With a complete assurance that Aramis had made arrangements fairly to distribute the vast number of guests throughout the palace, and that he had not omitted to attend to any of the internal regulations for their comfort, Fouquet devoted his entire attentions to the ensemble. In one direction Gourville showed him the preparations which had been made for the fireworks; in another, Moliere led him over the theatre; at last, after he had visited the chapel, the salons, and the galleries, and was again going downstairs, exhausted with fatigue, Fouquet saw Aramis on the staircase. The prelate beckoned to him. The superintendent joined his friend, who paused before a large picture scarcely finished. Applying himself, heart and soul to his work, the painter, Lebrun, covered with perspiration, stained with paint, pale from fatigue and inspiration, was putting the last finishing touches with his rapid brush. It was the portrait of the King, whom they were expecting, dressed in the court suit which Percerin had condescended to show beforehand to the Bishop of Vannes. Fouquet placed himself before this portrait, which seemed to live, as one might say, in the cool freshness of its flesh and in its warmth of color.
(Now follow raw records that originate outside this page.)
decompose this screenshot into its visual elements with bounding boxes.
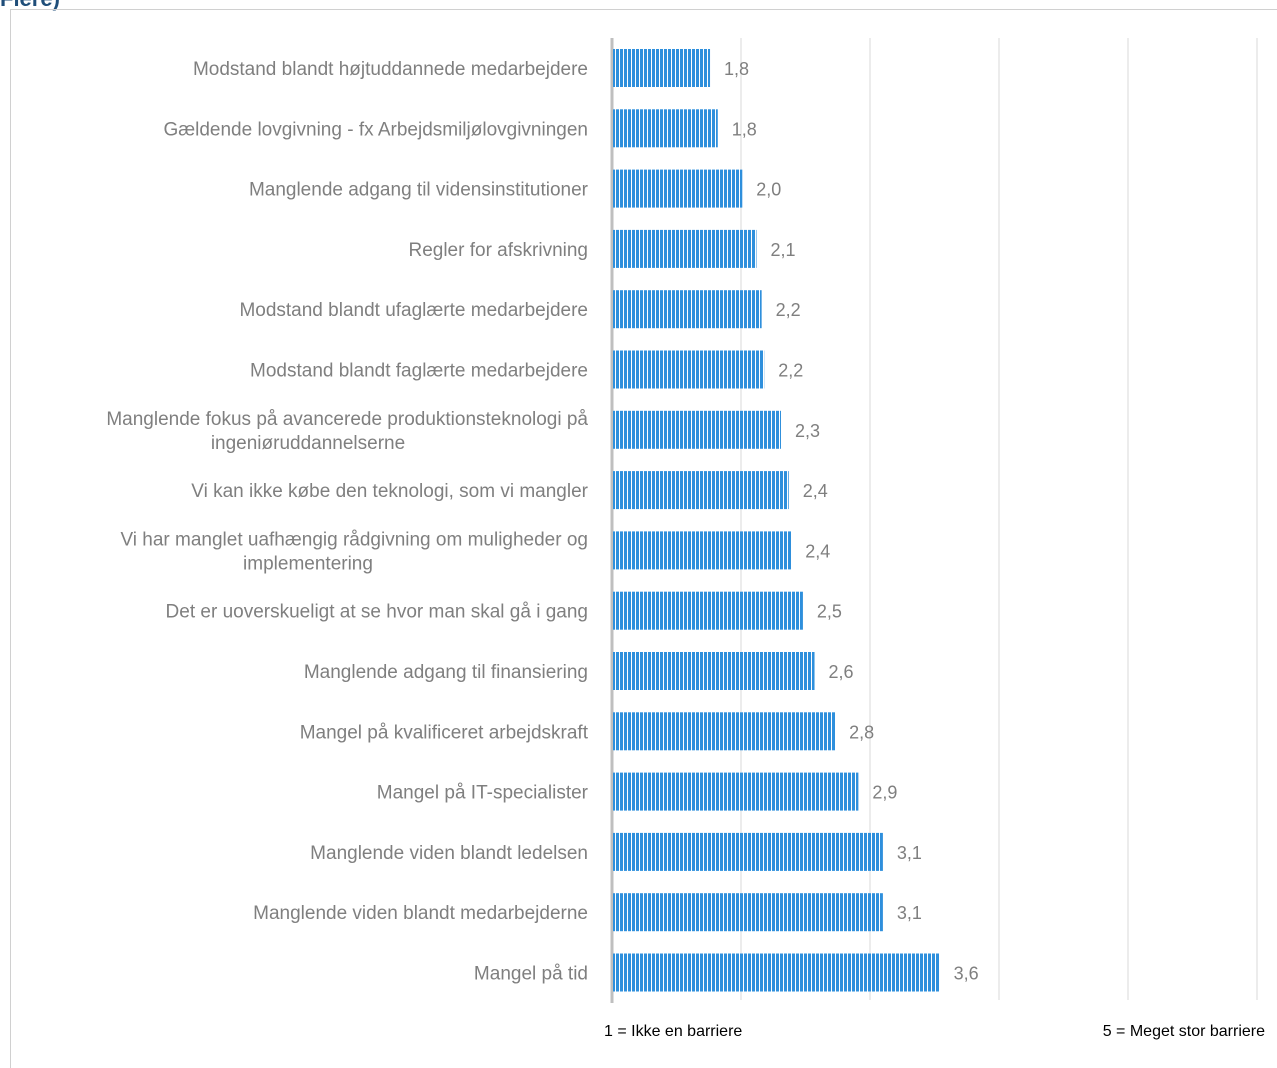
bar bbox=[613, 229, 757, 268]
bars bbox=[613, 49, 940, 992]
category-label: Manglende viden blandt medarbejderne bbox=[253, 903, 588, 924]
value-labels: 1,8 1,8 2,0 2,1 2,2 2,2 2,3 2,4 2,4 2,5 2,6 2,8 2,9 3… bbox=[724, 59, 979, 984]
value-label: 3,1 bbox=[897, 903, 922, 923]
category-label: Vi kan ikke købe den teknologi, som vi m… bbox=[191, 481, 588, 502]
bar bbox=[613, 169, 743, 208]
category-label: implementering bbox=[243, 553, 373, 574]
category-label: Modstand blandt højtuddannede medarbejde… bbox=[193, 59, 588, 80]
bar bbox=[613, 832, 883, 871]
bar bbox=[613, 712, 836, 751]
partial-title-text: Flere) bbox=[0, 0, 60, 12]
bar bbox=[613, 471, 789, 510]
value-label: 2,1 bbox=[770, 240, 795, 260]
category-label: Manglende adgang til vidensinstitutioner bbox=[249, 180, 589, 201]
value-label: 2,2 bbox=[776, 300, 801, 320]
category-label: Mangel på kvalificeret arbejdskraft bbox=[300, 722, 589, 743]
category-label: Manglende adgang til finansiering bbox=[304, 662, 588, 683]
bar bbox=[613, 893, 883, 932]
axis-note-right: 5 = Meget stor barriere bbox=[1103, 1023, 1265, 1040]
bar bbox=[613, 109, 718, 148]
bar bbox=[613, 591, 803, 630]
value-label: 2,4 bbox=[803, 481, 828, 501]
category-label: Manglende viden blandt ledelsen bbox=[310, 843, 588, 864]
category-label: Mangel på tid bbox=[474, 964, 588, 985]
bar bbox=[613, 652, 815, 690]
category-labels: Modstand blandt højtuddannede medarbejde… bbox=[106, 59, 588, 985]
value-label: 2,4 bbox=[805, 541, 830, 561]
bar bbox=[613, 49, 711, 87]
bar bbox=[613, 410, 781, 449]
category-label: Manglende fokus på avancerede produktion… bbox=[106, 409, 588, 430]
category-label: Modstand blandt faglærte medarbejdere bbox=[250, 361, 588, 382]
category-label: Vi har manglet uafhængig rådgivning om m… bbox=[120, 529, 588, 550]
value-label: 2,6 bbox=[829, 662, 854, 682]
value-label: 2,9 bbox=[872, 783, 897, 803]
category-label: Modstand blandt ufaglærte medarbejdere bbox=[239, 300, 588, 321]
value-label: 2,5 bbox=[817, 602, 842, 622]
value-label: 2,8 bbox=[849, 722, 874, 742]
value-label: 2,3 bbox=[795, 421, 820, 441]
bar bbox=[613, 290, 762, 329]
category-label: Mangel på IT-specialister bbox=[377, 783, 589, 804]
value-label: 1,8 bbox=[732, 119, 757, 139]
category-label: Det er uoverskueligt at se hvor man skal… bbox=[166, 602, 588, 623]
value-label: 3,1 bbox=[897, 843, 922, 863]
value-label: 2,0 bbox=[756, 180, 781, 200]
value-label: 3,6 bbox=[954, 964, 979, 984]
bar bbox=[613, 953, 940, 992]
axis-note-left: 1 = Ikke en barriere bbox=[604, 1023, 742, 1040]
bar bbox=[613, 531, 792, 570]
category-label: Regler for afskrivning bbox=[408, 240, 588, 261]
category-label: ingeniøruddannelserne bbox=[211, 433, 405, 454]
bar bbox=[613, 350, 765, 389]
chart-frame bbox=[10, 9, 1277, 1068]
category-label: Gældende lovgivning - fx Arbejdsmiljølov… bbox=[163, 119, 588, 140]
bar bbox=[613, 772, 859, 811]
value-label: 1,8 bbox=[724, 59, 749, 79]
value-label: 2,2 bbox=[778, 361, 803, 381]
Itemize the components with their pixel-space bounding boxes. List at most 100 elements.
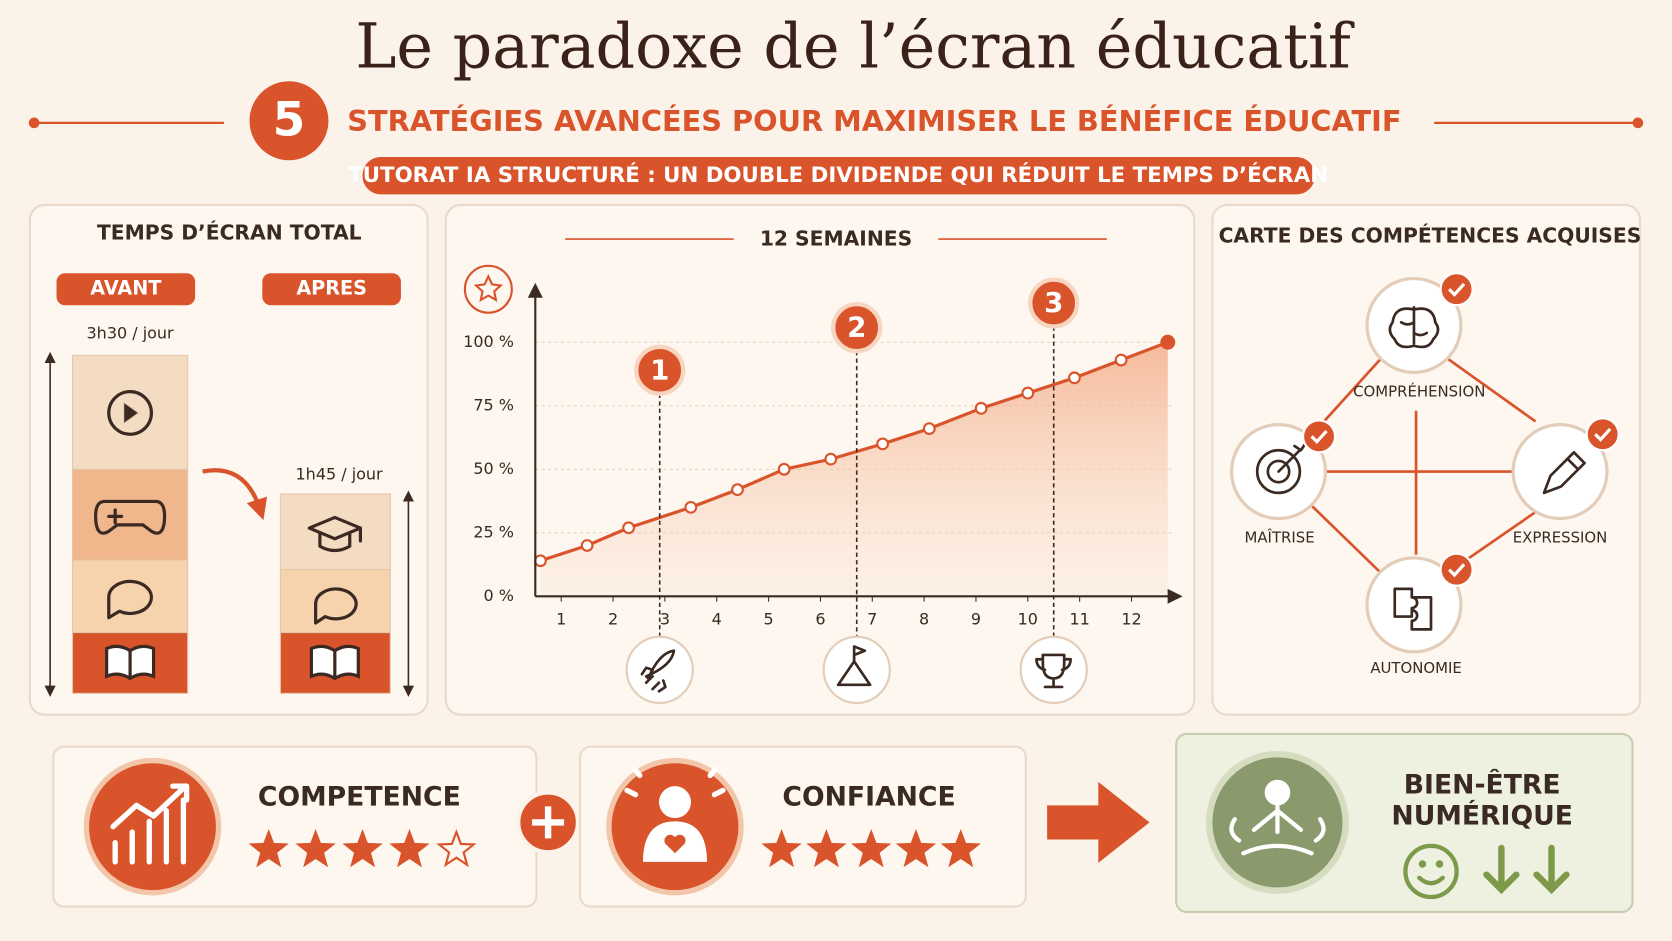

He gazed upon it long and fixedly, estimated the prodigious labor that had been bestowed upon it, and not being able to find any recompense sufficiently great for this herculean effort, he passed his arm round the painter’s neck, and embraced him. The superintendent, by this action, had ruined a suit of clothes worth a thousand pistoles, but he had invigorated Lebrun. It was a happy moment for the artist; it was an unhappy one for M. Percerin, who was walking behind Fouquet, and was engaged in admiring, in Lebrun’s painting, the suit that he had made for his Majesty,- a perfect work of art, as he called it, which was not to be matched except in the wardrobe of the superintendent. His distress and his exclamations were interrupted by a signal which had been given from the summit of the mansion. In the direction of Melun, in the still empty, open plain, the sentinels of Vaux had perceived the advancing procession of the King and the Queens. His Majesty was entering into Melun with his long train of carriages and cavaliers.